Friday, 27 July 2007

[INCIDENT 2007/002] July 27th 2007 - Filesystem failures

Incident log for July 27th 2007
Attending: dwm, nick, mark
Status: Completed at 22:24hrs, GMT+1
Transcript, times are in GMT+1:
  • [2224] Restored to full multi-user mode with all services. (MySQL proved a little problematic - the automatic table management tooling didn't fix absolutely everything up - but that should be fine now.) Hopefully that's the last we'll see of this particular class of problem, at least for a while - but we'll be keeping a close eye on things just to make sure.
  • [2201] Rebooting into full multi-user now.
  • [2144] New kernel is installed. Rebooting again into single-user to test.
  • [2136] Booted in single-user mode. Next step: download and install a new more-up-to-date kernel.
  • [2114] Okay, rebooting into single-user mode. We're going to move the UDMA-6-capable disk to /dev/hda, the first disk slot that's not attached to the Promise controller, in case it's the Promise IDE controller itself not liking UDMA-6 operation.
  • [2050] Quick SMART checks completed with no errors.
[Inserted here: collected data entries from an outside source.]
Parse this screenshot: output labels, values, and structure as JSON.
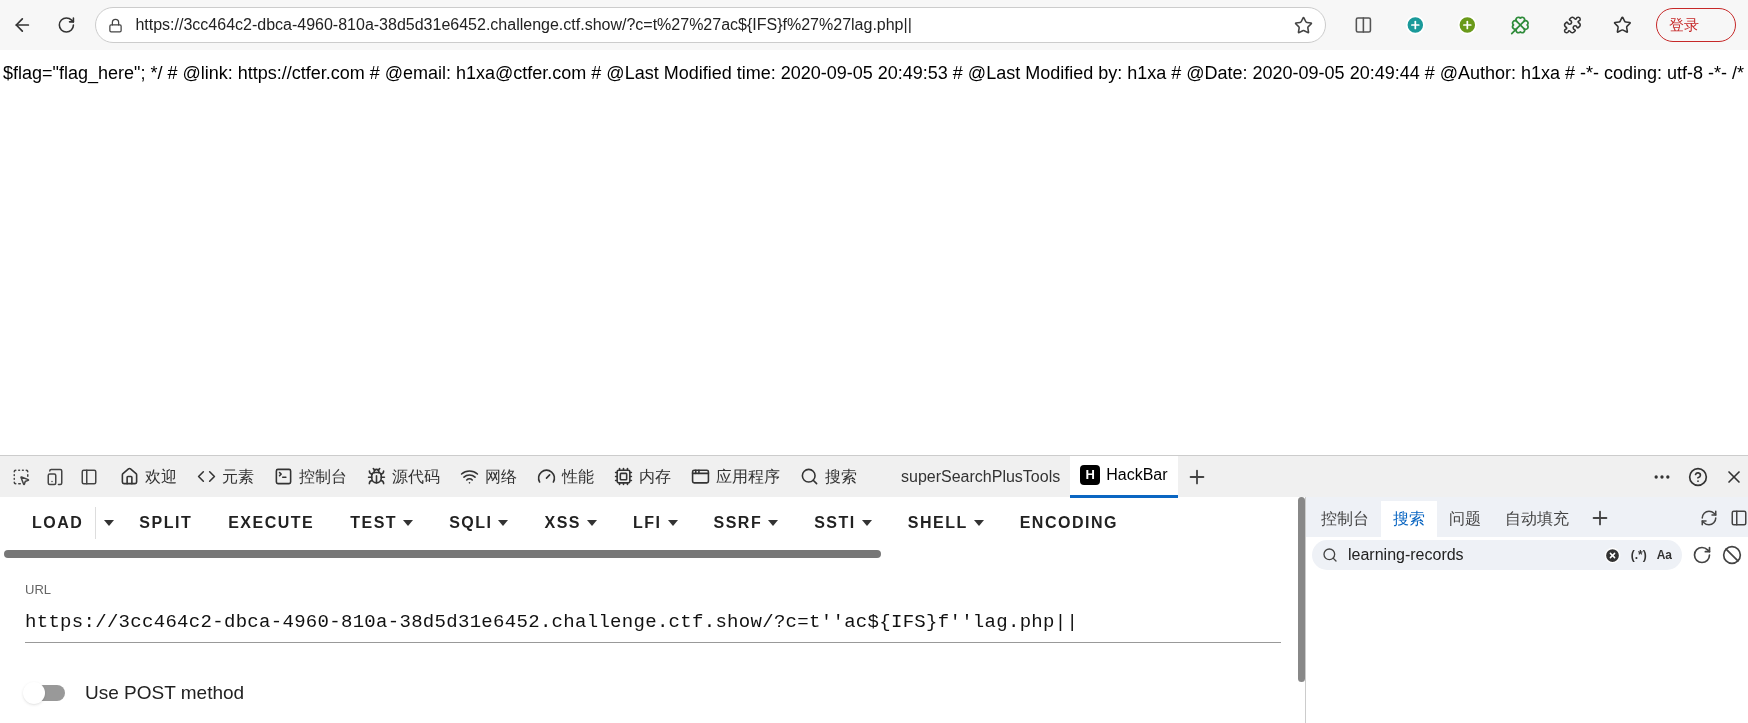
{
  "browser": {
    "address": "https://3cc464c2-dbca-4960-810a-38d5d31e6452.challenge.ctf.show/?c=t%27%27ac${IFS}f%27%27lag.php||",
    "profile_button": "登录"
  },
  "page": {
    "text": "$flag=\"flag_here\"; */ # @link: https://ctfer.com # @email: h1xa@ctfer.com # @Last Modified time: 2020-09-05 20:49:53 # @Last Modified by: h1xa # @Date: 2020-09-05 20:49:44 # @Author: h1xa # -*- coding: utf-8 -*- /*"
  },
  "devtools": {
    "tabs": [
      {
        "label": "欢迎",
        "kind": "icon",
        "selected": false
      },
      {
        "label": "元素",
        "kind": "icon",
        "selected": false
      },
      {
        "label": "控制台",
        "kind": "icon",
        "selected": false
      },
      {
        "label": "源代码",
        "kind": "icon",
        "selected": false
      },
      {
        "label": "网络",
        "kind": "icon",
        "selected": false
      },
      {
        "label": "性能",
        "kind": "icon",
        "selected": false
      },
      {
        "label": "内存",
        "kind": "icon",
        "selected": false
      },
      {
        "label": "应用程序",
        "kind": "icon",
        "selected": false
      },
      {
        "label": "搜索",
        "kind": "icon",
        "selected": false
      },
      {
        "label": "superSearchPlusTools",
        "kind": "plain",
        "selected": false
      },
      {
        "label": "HackBar",
        "kind": "logo",
        "logo": "H",
        "selected": true
      }
    ]
  },
  "hackbar": {
    "buttons": [
      {
        "label": "LOAD",
        "kind": "split"
      },
      {
        "label": "SPLIT",
        "kind": "plain"
      },
      {
        "label": "EXECUTE",
        "kind": "plain"
      },
      {
        "label": "TEST",
        "kind": "menu"
      },
      {
        "label": "SQLI",
        "kind": "menu"
      },
      {
        "label": "XSS",
        "kind": "menu"
      },
      {
        "label": "LFI",
        "kind": "menu"
      },
      {
        "label": "SSRF",
        "kind": "menu"
      },
      {
        "label": "SSTI",
        "kind": "menu"
      },
      {
        "label": "SHELL",
        "kind": "menu"
      },
      {
        "label": "ENCODING",
        "kind": "plain"
      }
    ],
    "url_label": "URL",
    "url_value": "https://3cc464c2-dbca-4960-810a-38d5d31e6452.challenge.ctf.show/?c=t''ac${IFS}f''lag.php||",
    "post_toggle": {
      "label": "Use POST method",
      "on": false
    }
  },
  "drawer": {
    "tabs": [
      {
        "label": "控制台",
        "selected": false
      },
      {
        "label": "搜索",
        "selected": true
      },
      {
        "label": "问题",
        "selected": false
      },
      {
        "label": "自动填充",
        "selected": false
      }
    ],
    "search": {
      "value": "learning-records",
      "regex": "(.*)",
      "match_case": "Aa"
    }
  }
}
Quick checks writing test files to temporary filesystems also passed.
  • [2047] Running SMART self-tests on both remaining IDE disks.
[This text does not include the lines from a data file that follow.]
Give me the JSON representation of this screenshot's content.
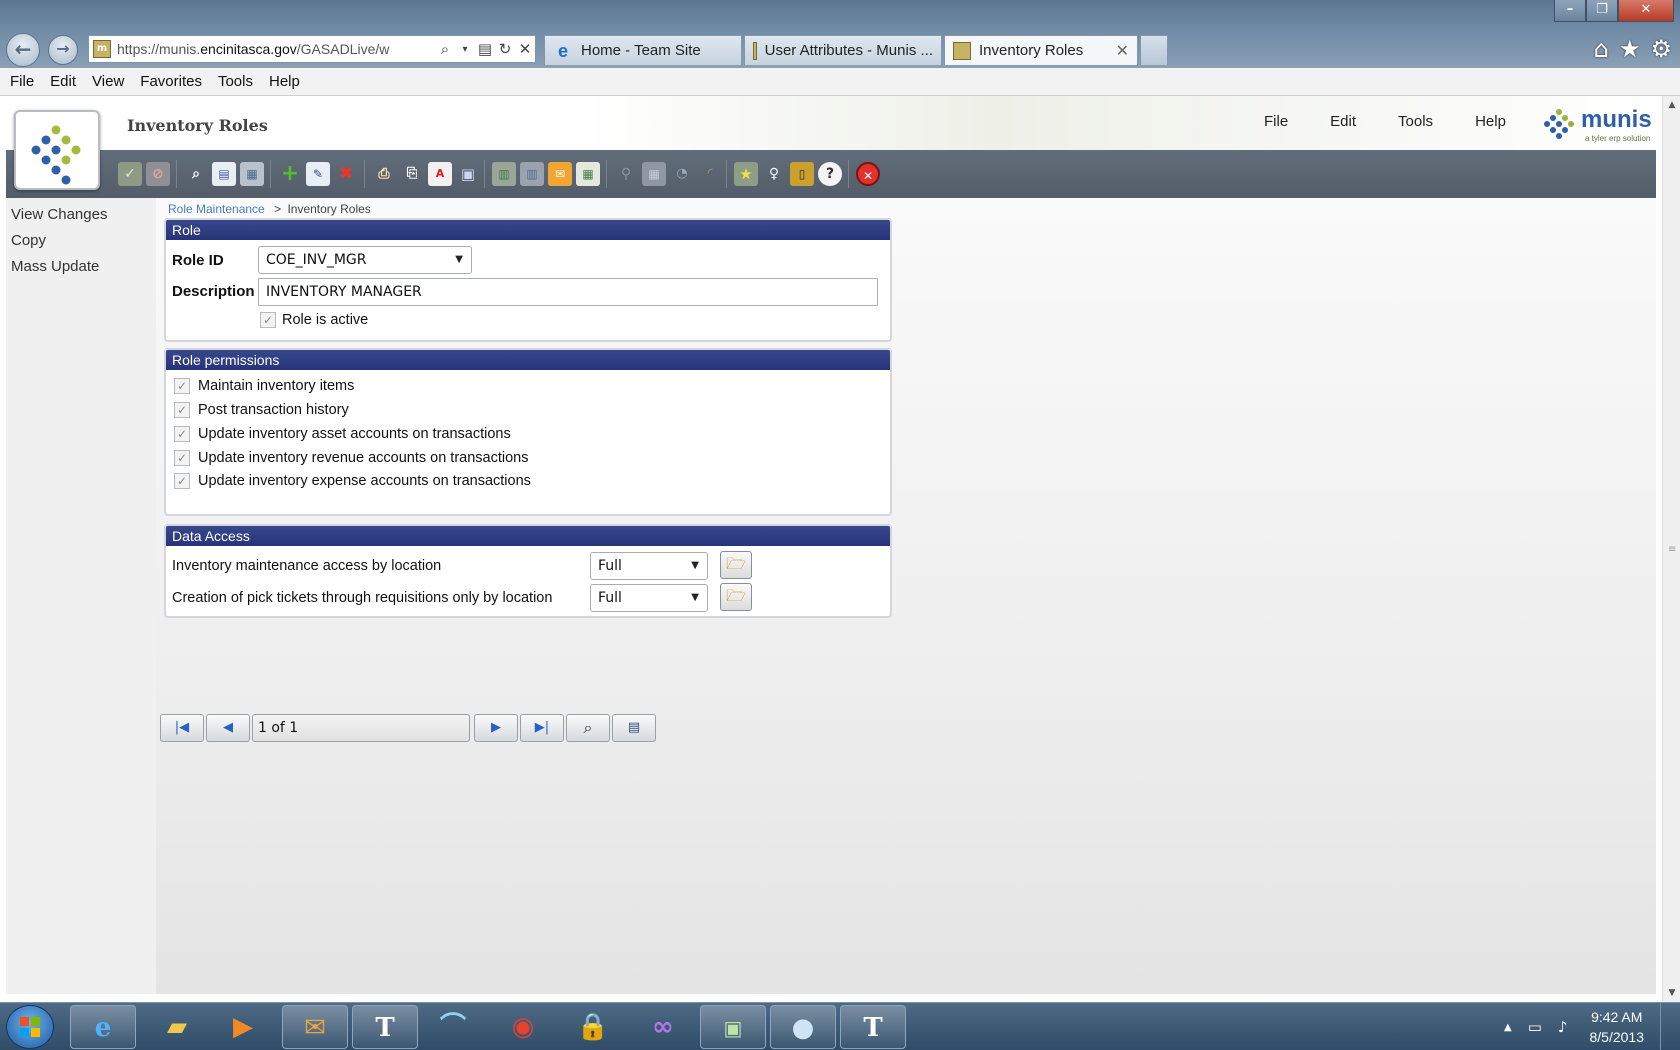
{
  "browser": {
    "address": {
      "prefix": "https://munis.",
      "domain": "encinitasca.gov",
      "path": "/GASADLive/w"
    },
    "tabs": [
      {
        "label": "Home - Team Site"
      },
      {
        "label": "User Attributes - Munis ..."
      },
      {
        "label": "Inventory Roles"
      }
    ],
    "menu": [
      "File",
      "Edit",
      "View",
      "Favorites",
      "Tools",
      "Help"
    ]
  },
  "app": {
    "title": "Inventory Roles",
    "menu": [
      "File",
      "Edit",
      "Tools",
      "Help"
    ],
    "logo_text": "munis",
    "logo_tagline": "a tyler erp solution"
  },
  "left_panel": {
    "items": [
      "View Changes",
      "Copy",
      "Mass Update"
    ]
  },
  "breadcrumb": {
    "link": "Role Maintenance",
    "separator": ">",
    "current": "Inventory Roles"
  },
  "role": {
    "heading": "Role",
    "role_id_label": "Role ID",
    "role_id_value": "COE_INV_MGR",
    "description_label": "Description",
    "description_value": "INVENTORY MANAGER",
    "active_label": "Role is active",
    "active_checked": true
  },
  "permissions": {
    "heading": "Role permissions",
    "items": [
      {
        "label": "Maintain inventory items",
        "checked": true
      },
      {
        "label": "Post transaction history",
        "checked": true
      },
      {
        "label": "Update inventory asset accounts on transactions",
        "checked": true
      },
      {
        "label": "Update inventory revenue accounts on transactions",
        "checked": true
      },
      {
        "label": "Update inventory expense accounts on transactions",
        "checked": true
      }
    ]
  },
  "data_access": {
    "heading": "Data Access",
    "rows": [
      {
        "label": "Inventory maintenance access by location",
        "value": "Full"
      },
      {
        "label": "Creation of pick tickets through requisitions only by location",
        "value": "Full"
      }
    ]
  },
  "pager": {
    "text": "1 of 1"
  },
  "taskbar": {
    "time": "9:42 AM",
    "date": "8/5/2013"
  },
  "colors": {
    "panel_header": "#2f3d82",
    "toolbar": "#5b6572",
    "link": "#4a7ec2"
  }
}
  • [2015] Hmm, re-checking the newly reconstructed XFS filesystems showed minor errors again on /, easily fixed - but it may be that we haven't fully eliminated the cause of any underlying IO problems.
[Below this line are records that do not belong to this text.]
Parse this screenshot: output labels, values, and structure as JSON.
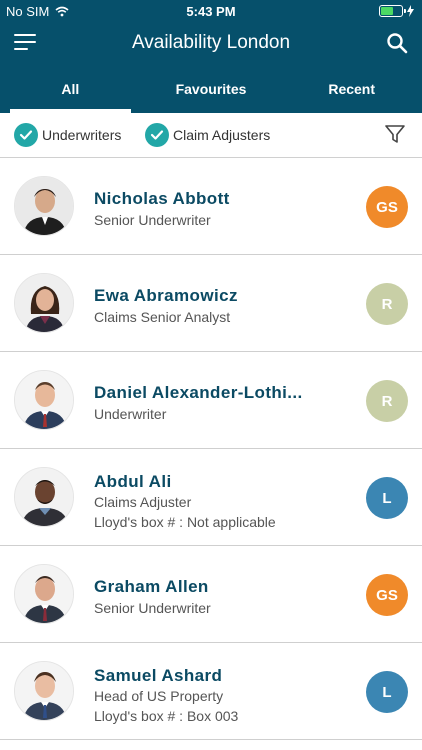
{
  "status": {
    "carrier": "No SIM",
    "time": "5:43 PM",
    "battery_level": 0.6
  },
  "header": {
    "title": "Availability London"
  },
  "tabs": [
    {
      "label": "All",
      "active": true
    },
    {
      "label": "Favourites",
      "active": false
    },
    {
      "label": "Recent",
      "active": false
    }
  ],
  "filters": [
    {
      "label": "Underwriters",
      "checked": true
    },
    {
      "label": "Claim Adjusters",
      "checked": true
    }
  ],
  "colors": {
    "header": "#06506b",
    "teal_check": "#22a7a7",
    "badge_gs": "#f08a2a",
    "badge_r": "#c8cfa6",
    "badge_l": "#3b86b3"
  },
  "people": [
    {
      "name": "Nicholas Abbott",
      "role": "Senior Underwriter",
      "lloyds": "",
      "badge": "GS",
      "badge_color": "#f08a2a"
    },
    {
      "name": "Ewa Abramowicz",
      "role": "Claims Senior Analyst",
      "lloyds": "",
      "badge": "R",
      "badge_color": "#c8cfa6"
    },
    {
      "name": "Daniel Alexander-Lothi...",
      "role": "Underwriter",
      "lloyds": "",
      "badge": "R",
      "badge_color": "#c8cfa6"
    },
    {
      "name": "Abdul Ali",
      "role": "Claims Adjuster",
      "lloyds": "Lloyd's box # : Not applicable",
      "badge": "L",
      "badge_color": "#3b86b3"
    },
    {
      "name": "Graham Allen",
      "role": "Senior Underwriter",
      "lloyds": "",
      "badge": "GS",
      "badge_color": "#f08a2a"
    },
    {
      "name": "Samuel Ashard",
      "role": "Head of US Property",
      "lloyds": "Lloyd's box # : Box 003",
      "badge": "L",
      "badge_color": "#3b86b3"
    }
  ]
}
  • [2012] All of the filesystems are back and intact. Next steps will be to reboot the machine into single-user and check that everything boots up that's supposed to. Also, I'm going to try some additional block-level tests to check that data being written to the drives is being recorded and read correctly. First, however, the curry Nick and I ordered has arrived at the Security desk..
  • [1956] rsync is showing some files which are absent without leave; these are most likely the files relegated to lost+found. Rather than manually re-sort these files, we're going to restore those that are affected from the backup image - if anything proves to be missing, we still have the file fragments in lost+found that we can dig through.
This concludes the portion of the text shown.